Cet arrêt, prononcé avec la philosophique insouciance qui caractérise le paysan, frappa le jeune homme d’une émotion sinistre. J’arrive trop tard, pensa-t-il, je ne peux plus réparer mon ingratitude, et je suis envoyé par la volonté divine auprès d’un cadavre pour subir une expiation douloureuse.

Le tonnerre grondait toujours au loin, et des nuées violettes s’amoncelaient sur plusieurs points de l’horizon.

— Faut nous dépêcher, Monsieur, dit la jeune fille en voyant qu’il ralentissait sa marche, comme un homme accablé ; si nous restons longtemps à Epinelle, nous serons mouillés.

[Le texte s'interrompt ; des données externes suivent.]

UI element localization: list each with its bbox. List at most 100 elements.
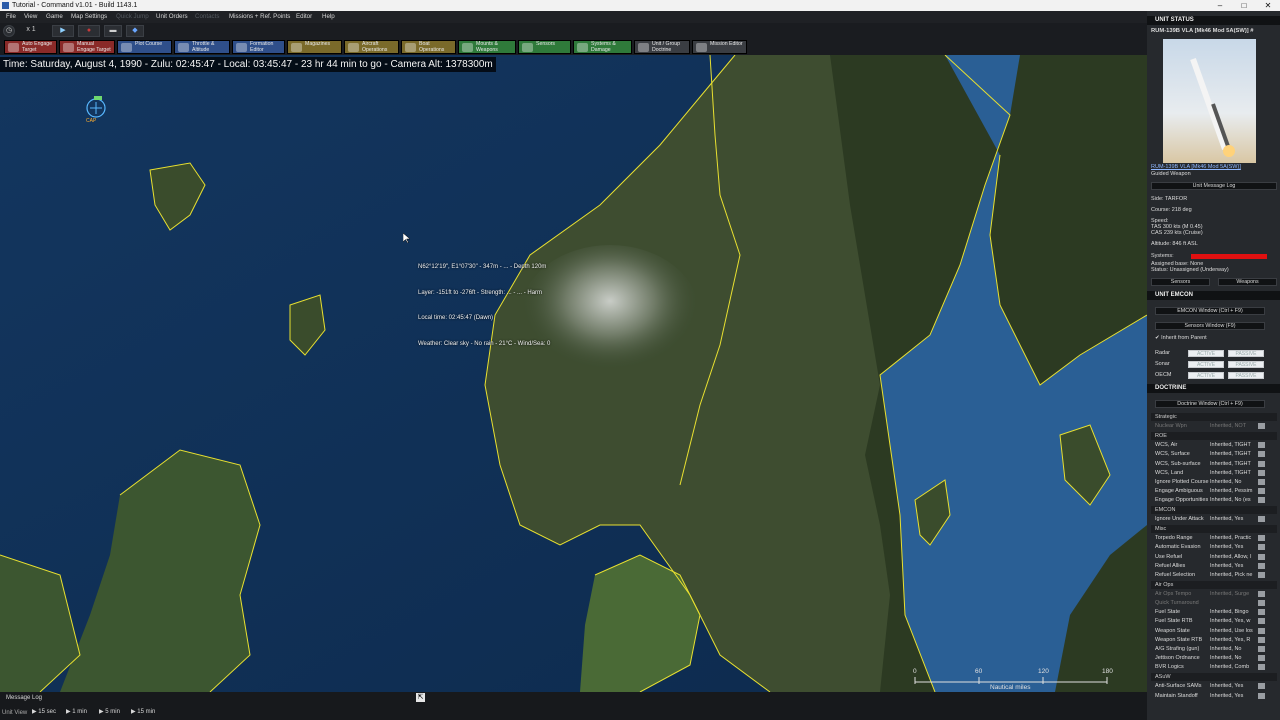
dropdown-arrow-icon[interactable] (1258, 516, 1265, 523)
toolbar-formation-editor-button[interactable]: Formation Editor (232, 40, 285, 54)
doctrine-setting-value[interactable]: Inherited, Bingo (1210, 608, 1257, 616)
camera-icon[interactable]: ◆ (126, 25, 144, 37)
step-5min-button[interactable]: ▶ 5 min (99, 708, 120, 715)
toolbar-auto-engage-target-button[interactable]: Auto Engage Target (4, 40, 57, 54)
doctrine-setting-value[interactable]: Inherited, TIGHT (1210, 450, 1257, 458)
doctrine-setting-value[interactable]: Inherited, Yes, w (1210, 617, 1257, 625)
dropdown-arrow-icon[interactable] (1258, 627, 1265, 634)
dropdown-arrow-icon[interactable] (1258, 488, 1265, 495)
toolbar-boat-operations-button[interactable]: Boat Operations (401, 40, 456, 54)
doctrine-setting-value[interactable]: Inherited, Surge (1210, 590, 1257, 598)
doctrine-setting-value[interactable]: Inherited, Practic (1210, 534, 1257, 542)
doctrine-setting-value[interactable]: Inherited, Yes (1210, 692, 1257, 700)
dropdown-arrow-icon[interactable] (1258, 655, 1265, 662)
doctrine-setting-value[interactable]: Inherited, No (1210, 478, 1257, 486)
dropdown-arrow-icon[interactable] (1258, 600, 1265, 606)
unit-marker[interactable]: CAP (82, 96, 112, 126)
dropdown-arrow-icon[interactable] (1258, 451, 1265, 458)
toolbar-magazines-button[interactable]: Magazines (287, 40, 342, 54)
emcon-passive-button[interactable]: PASSIVE (1228, 361, 1264, 368)
close-button[interactable]: ✕ (1256, 0, 1280, 11)
doctrine-setting-value[interactable]: Inherited, Yes (1210, 543, 1257, 551)
map-canvas[interactable] (0, 55, 1147, 692)
dropdown-arrow-icon[interactable] (1258, 664, 1265, 671)
doctrine-setting-value[interactable]: Inherited, Comb (1210, 663, 1257, 671)
doctrine-setting-value[interactable]: Inherited, No (1210, 645, 1257, 653)
play-button[interactable]: ▶ (52, 25, 74, 37)
emcon-passive-button[interactable]: PASSIVE (1228, 350, 1264, 357)
toolbar-throttle-altitude-button[interactable]: Throttle & Altitude (174, 40, 230, 54)
inherit-from-parent-checkbox[interactable]: ✔ Inherit from Parent (1155, 335, 1207, 341)
map-view[interactable] (0, 55, 1147, 692)
emcon-window-button[interactable]: EMCON Window (Ctrl + F9) (1155, 307, 1265, 315)
step-15min-button[interactable]: ▶ 15 min (131, 708, 155, 715)
dropdown-arrow-icon[interactable] (1258, 544, 1265, 551)
toolbar-aircraft-operations-button[interactable]: Aircraft Operations (344, 40, 399, 54)
doctrine-setting-value[interactable]: Inherited, Yes (1210, 682, 1257, 690)
dropdown-arrow-icon[interactable] (1258, 692, 1265, 699)
toolbar-systems-damage-button[interactable]: Systems & Damage (573, 40, 632, 54)
emcon-active-button[interactable]: ACTIVE (1188, 350, 1224, 357)
weapons-button[interactable]: Weapons (1218, 278, 1277, 286)
minimize-button[interactable]: – (1208, 0, 1232, 11)
maximize-button[interactable]: □ (1232, 0, 1256, 11)
sensors-button[interactable]: Sensors (1151, 278, 1210, 286)
dropdown-arrow-icon[interactable] (1258, 618, 1265, 625)
dropdown-arrow-icon[interactable] (1258, 423, 1265, 430)
unit-message-log-button[interactable]: Unit Message Log (1151, 182, 1277, 190)
doctrine-window-button[interactable]: Doctrine Window (Ctrl + F9) (1155, 400, 1265, 408)
doctrine-setting-value[interactable]: Inherited, TIGHT (1210, 469, 1257, 477)
dropdown-arrow-icon[interactable] (1258, 469, 1265, 476)
doctrine-setting-value[interactable]: Inherited, No (es (1210, 496, 1257, 504)
doctrine-setting-value[interactable]: Inherited, Yes, R (1210, 636, 1257, 644)
toolbar-plot-course-button[interactable]: Plot Course (117, 40, 172, 54)
dropdown-arrow-icon[interactable] (1258, 442, 1265, 449)
dropdown-arrow-icon[interactable] (1258, 609, 1265, 616)
dropdown-arrow-icon[interactable] (1258, 683, 1265, 690)
doctrine-setting-value[interactable]: Inherited, Yes (1210, 562, 1257, 570)
menu-view[interactable]: View (24, 11, 37, 23)
emcon-passive-button[interactable]: PASSIVE (1228, 372, 1264, 379)
toolbar-manual-engage-target-button[interactable]: Manual Engage Target (59, 40, 115, 54)
doctrine-setting-value[interactable]: Inherited, Yes (1210, 515, 1257, 523)
menu-file[interactable]: File (6, 11, 16, 23)
dropdown-arrow-icon[interactable] (1258, 553, 1265, 560)
doctrine-setting-value[interactable]: Inherited, TIGHT (1210, 441, 1257, 449)
menu-map-settings[interactable]: Map Settings (71, 11, 107, 23)
step-1min-button[interactable]: ▶ 1 min (66, 708, 87, 715)
menu-missions-ref-points[interactable]: Missions + Ref. Points (229, 11, 290, 23)
emcon-active-button[interactable]: ACTIVE (1188, 361, 1224, 368)
unit-class-link[interactable]: RUM-139B VLA [Mk46 Mod 5A(SW)] (1151, 164, 1241, 170)
doctrine-setting-value[interactable]: Inherited, NOT (1210, 422, 1257, 430)
dropdown-arrow-icon[interactable] (1258, 590, 1265, 597)
dropdown-arrow-icon[interactable] (1258, 646, 1265, 652)
doctrine-setting-value[interactable]: Inherited, Pessim (1210, 487, 1257, 495)
step-icon[interactable]: ▬ (104, 25, 122, 37)
record-icon[interactable]: ● (78, 25, 100, 37)
doctrine-setting-value[interactable]: Inherited, Pick ne (1210, 571, 1257, 579)
dropdown-arrow-icon[interactable] (1258, 535, 1265, 542)
toolbar-mounts-weapons-button[interactable]: Mounts & Weapons (458, 40, 516, 54)
dropdown-arrow-icon[interactable] (1258, 636, 1265, 643)
toolbar-sensors-button[interactable]: Sensors (518, 40, 571, 54)
doctrine-setting-value[interactable]: Inherited, TIGHT (1210, 460, 1257, 468)
dropdown-arrow-icon[interactable] (1258, 571, 1265, 578)
menu-help[interactable]: Help (322, 11, 335, 23)
sensors-window-button[interactable]: Sensors Window (F9) (1155, 322, 1265, 330)
toolbar-mission-editor-button[interactable]: Mission Editor (692, 40, 747, 54)
menu-game[interactable]: Game (46, 11, 63, 23)
clock-icon[interactable]: ◷ (3, 25, 15, 37)
dropdown-arrow-icon[interactable] (1258, 460, 1265, 467)
expand-log-icon[interactable]: ⇱ (416, 693, 425, 702)
doctrine-setting-value[interactable]: Inherited, No (1210, 654, 1257, 662)
dropdown-arrow-icon[interactable] (1258, 497, 1265, 504)
dropdown-arrow-icon[interactable] (1258, 562, 1265, 569)
doctrine-setting-value[interactable]: Inherited, Allow, I (1210, 553, 1257, 561)
menu-editor[interactable]: Editor (296, 11, 312, 23)
menu-unit-orders[interactable]: Unit Orders (156, 11, 188, 23)
toolbar-unit-group-doctrine-button[interactable]: Unit / Group Doctrine (634, 40, 690, 54)
step-15sec-button[interactable]: ▶ 15 sec (32, 708, 56, 715)
doctrine-setting-value[interactable]: Inherited, Use los (1210, 627, 1257, 635)
emcon-active-button[interactable]: ACTIVE (1188, 372, 1224, 379)
dropdown-arrow-icon[interactable] (1258, 478, 1265, 485)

Guillaume se hâta machinalement, et, après une demi-heure de marche, il arriva enfin au seuil de la chaumière de sa nourrice.

— Vous y êtes, Monsieur, dit Claudie d’un ton résolu. Moi, je ne veux pas entrer là dedans. Ça me fait peur de voir les morts. Je vous attendrai par là pour vous ramener ; mais il ne faut pas trop vous amuser, parce que l’orage vient.

Guillaume hésita un instant avant de se décider à entrer. Il n’avait jamais vu de cadavre, et cette première épreuve, jointe à des rapprochements de situation si imprévus, lui causait une émotion pénible.

  1. Ce français est extrêmement remarquable, et nous sommes convaincus que c’est la plus ancienne langue d’oil qui soit restée en usage en France. Mais comme il est chargé de locutions particulières qui demanderaient de continuelles explications, nous ne mettrons dans la bouche de nos personnages principaux qu’une traduction libre.
  2. Chétive, mauvaise, méchante.
  3. Rentrer du foin.
  4. Les paysans de ces contrées, garçons et filles, se louent à l’année comme domestiques dans les fermes ou dans les maisons bourgeoises.